I have a question about a proof in Evans "Partial Differential Equation, Theorem 5 (Third Existence Theorem for weak solution) in Chapter 6.2. They have shown that the equation
$$Lu=\lambda u+f \tag{1}$$
in some open bounded set $U$ and zero on the boundary has a weak solution for every $f\in L^2(U)$ if and only if $\lambda\notin \Sigma$. The proof uses Fredholm alternative to show the equivalence of a weak solution of $(1)$ and that $\frac{\gamma}{\gamma+\lambda}$ is not an eigenvalue of $K$. I do not see the equivalence between $\frac{\gamma}{\gamma+\lambda}$ is not an eigenvalue of $K$ and $\lambda\notin \Sigma$. It would be appreciated if someone could explain the connection. Thanks in advance.
hulik
EDIT: The bilinear form associated with the operator $L$ is defined as $B[u,v]:= \int_U \sum_{i,j=1}^n a^{ij}u_{x_i}v_{x_j}+\sum_{i=1}^nb^iu_{x_i}v+cvudx$, where $u,v\in H^1_0(U)$, then we have proved that there are constants $\alpha,\beta>0$ and $\gamma\ge 0$ such that $|B[u,v]|\le \alpha\|u\|\|v\|$, where the norm is in the space $H^1_0(U)$ and $\beta\|u\|^2\le B[u,u]+\gamma\|u\|^2_{L^2}$. Furthermore we define $L_\gamma u := Lu+\gamma u$ associated bilinear form is $B_\gamma[u,v]=B[u,v]+\gamma(u,v)$, where $(\cdot,\cdot)$ is the $L^2(U)$ inner product.

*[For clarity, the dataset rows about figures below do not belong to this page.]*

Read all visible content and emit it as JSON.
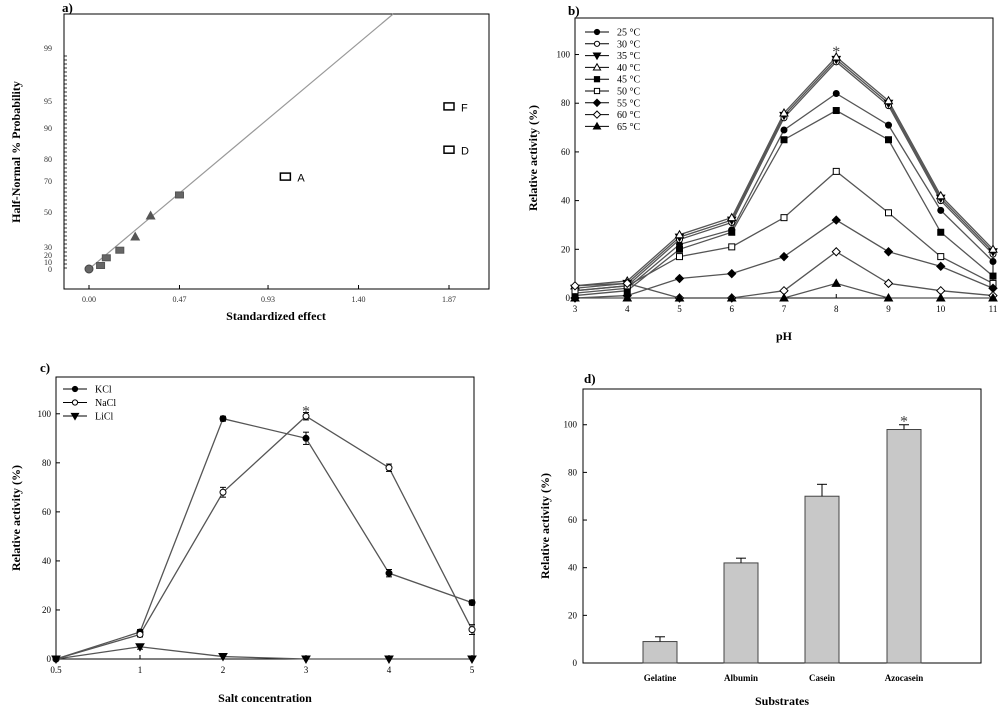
{
  "chart_data": [
    {
      "id": "a",
      "type": "scatter",
      "panel_label": "a)",
      "xlabel": "Standardized  effect",
      "ylabel": "Half-Normal  % Probability",
      "x_ticks": [
        "0.00",
        "0.47",
        "0.93",
        "1.40",
        "1.87"
      ],
      "x_tick_values": [
        0,
        0.47,
        0.93,
        1.4,
        1.87
      ],
      "y_ticks": [
        "0",
        "10",
        "20",
        "30",
        "50",
        "70",
        "80",
        "90",
        "95",
        "99"
      ],
      "y_tick_values": [
        0,
        10,
        20,
        30,
        50,
        70,
        80,
        90,
        95,
        99
      ],
      "xlim": [
        -0.1,
        2.0
      ],
      "reference_line": [
        [
          0,
          0
        ],
        [
          1.58,
          115
        ]
      ],
      "points": [
        {
          "x": 0.0,
          "y": 0,
          "marker": "circle"
        },
        {
          "x": 0.06,
          "y": 5,
          "marker": "square"
        },
        {
          "x": 0.09,
          "y": 16,
          "marker": "square"
        },
        {
          "x": 0.16,
          "y": 26,
          "marker": "square"
        },
        {
          "x": 0.24,
          "y": 36,
          "marker": "triangle"
        },
        {
          "x": 0.32,
          "y": 48,
          "marker": "triangle"
        },
        {
          "x": 0.47,
          "y": 61,
          "marker": "square"
        }
      ],
      "labeled_points": [
        {
          "label": "A",
          "x": 1.02,
          "y": 72
        },
        {
          "label": "D",
          "x": 1.87,
          "y": 83
        },
        {
          "label": "F",
          "x": 1.87,
          "y": 94
        }
      ]
    },
    {
      "id": "b",
      "type": "line",
      "panel_label": "b)",
      "xlabel": "pH",
      "ylabel": "Relative activity (%)",
      "x": [
        3,
        4,
        5,
        6,
        7,
        8,
        9,
        10,
        11
      ],
      "xlim": [
        3,
        11
      ],
      "ylim": [
        0,
        115
      ],
      "y_ticks": [
        0,
        20,
        40,
        60,
        80,
        100
      ],
      "legend_position": "top-left",
      "annotation": {
        "text": "*",
        "x": 8,
        "y": 103
      },
      "series": [
        {
          "name": "25 °C",
          "marker": "filled-circle",
          "values": [
            2,
            4,
            22,
            28,
            69,
            84,
            71,
            36,
            15
          ]
        },
        {
          "name": "30 °C",
          "marker": "open-circle",
          "values": [
            3,
            5,
            24,
            31,
            74,
            97,
            79,
            40,
            18
          ]
        },
        {
          "name": "35 °C",
          "marker": "filled-triangle-down",
          "values": [
            4,
            6,
            25,
            32,
            75,
            98,
            80,
            41,
            19
          ]
        },
        {
          "name": "40 °C",
          "marker": "open-triangle",
          "values": [
            5,
            7,
            26,
            33,
            76,
            99,
            81,
            42,
            20
          ]
        },
        {
          "name": "45 °C",
          "marker": "filled-square",
          "values": [
            1,
            3,
            20,
            27,
            65,
            77,
            65,
            27,
            9
          ]
        },
        {
          "name": "50 °C",
          "marker": "open-square",
          "values": [
            3,
            5,
            17,
            21,
            33,
            52,
            35,
            17,
            6
          ]
        },
        {
          "name": "55 °C",
          "marker": "filled-diamond",
          "values": [
            0,
            1,
            8,
            10,
            17,
            32,
            19,
            13,
            4
          ]
        },
        {
          "name": "60 °C",
          "marker": "open-diamond",
          "values": [
            5,
            6,
            0,
            0,
            3,
            19,
            6,
            3,
            1
          ]
        },
        {
          "name": "65 °C",
          "marker": "filled-triangle-up",
          "values": [
            0,
            0,
            0,
            0,
            0,
            6,
            0,
            0,
            0
          ]
        }
      ]
    },
    {
      "id": "c",
      "type": "line",
      "panel_label": "c)",
      "xlabel": "Salt concentration",
      "ylabel": "Relative activity (%)",
      "x": [
        0.5,
        1,
        2,
        3,
        4,
        5
      ],
      "x_ticks": [
        "0.5",
        "1",
        "2",
        "3",
        "4",
        "5"
      ],
      "ylim": [
        0,
        115
      ],
      "y_ticks": [
        0,
        20,
        40,
        60,
        80,
        100
      ],
      "legend_position": "top-left",
      "annotation": {
        "text": "*",
        "x": 3,
        "y": 103
      },
      "series": [
        {
          "name": "KCl",
          "marker": "filled-circle",
          "values": [
            0,
            11,
            98,
            90,
            35,
            23
          ],
          "errors": [
            0,
            1,
            1,
            2.5,
            1.5,
            1
          ]
        },
        {
          "name": "NaCl",
          "marker": "open-circle",
          "values": [
            0,
            10,
            68,
            99,
            78,
            12
          ],
          "errors": [
            0,
            1,
            2,
            1.5,
            1.5,
            2
          ]
        },
        {
          "name": "LiCl",
          "marker": "filled-triangle-down",
          "values": [
            0,
            5,
            1,
            0,
            0,
            0
          ],
          "errors": [
            0,
            1,
            0,
            0,
            0,
            0
          ]
        }
      ]
    },
    {
      "id": "d",
      "type": "bar",
      "panel_label": "d)",
      "xlabel": "Substrates",
      "ylabel": "Relative activity (%)",
      "categories": [
        "Gelatine",
        "Albumin",
        "Casein",
        "Azocasein"
      ],
      "values": [
        9,
        42,
        70,
        98
      ],
      "errors": [
        2,
        2,
        5,
        2
      ],
      "ylim": [
        0,
        115
      ],
      "y_ticks": [
        0,
        20,
        40,
        60,
        80,
        100
      ],
      "annotation": {
        "text": "*",
        "category": "Azocasein"
      },
      "bar_color": "#c8c8c8"
    }
  ]
}
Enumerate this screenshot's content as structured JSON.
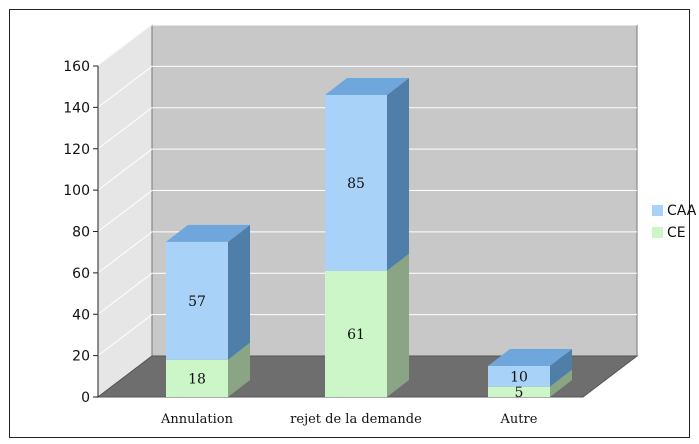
{
  "chart_data": {
    "type": "bar",
    "stacked": true,
    "three_d": true,
    "title": "",
    "xlabel": "",
    "ylabel": "",
    "categories": [
      "Annulation",
      "rejet de la demande",
      "Autre"
    ],
    "series": [
      {
        "name": "CE",
        "values": [
          18,
          61,
          5
        ],
        "color": "#ccf5c8",
        "side_color": "#8aa583",
        "top_color": "#a8d8a0"
      },
      {
        "name": "CAA",
        "values": [
          57,
          85,
          10
        ],
        "color": "#a8d2f8",
        "side_color": "#4f7ea8",
        "top_color": "#6fa7dc"
      }
    ],
    "ylim": [
      0,
      160
    ],
    "yticks": [
      0,
      20,
      40,
      60,
      80,
      100,
      120,
      140,
      160
    ],
    "grid": true,
    "legend_position": "right"
  }
}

They proved that for every $g\in L^2$ there is a unique weak solution $u\in H^1_0(U)$, i.e. $B_\gamma[u,v]=(g,v)$ for all $v\in H^1_0(U)$. They write $u=L_\gamma^{-1}g$ whenever the above formula holds and then define $K$ to be $Ku:=\gamma L^{-1}_\gamma u$, which is a compact operator from $L^2(U)\to L^2(U)$. They call $\Sigma$ the (real) spectrum of $L$.
Best Answer
You have to use Theorem 6 in the Appendix D: For this compact operator we have that $\sigma (K) -\{0\}=\sigma_p (K) -\{0\}$. This is either finite or it is a sequence tending to $0$. Now we have $Lu=\lambda u$ if and only if $(L+\gamma Id)u=(\lambda +\gamma) u$ and this by definition $u=L_\gamma^{-1}(\lambda+\gamma)u$ hence by definition of $K$: $\gamma u = K(\lambda+\gamma)u$ or $\frac{\gamma}{\lambda+\gamma}u=Ku$. (Eigenvalue of $K$). The equivalence between the equation $Lu=\lambda u$ and $\frac{\gamma}{\lambda+\gamma}$ not an eigenvalue of $K$ is given in Evans.
cheers
math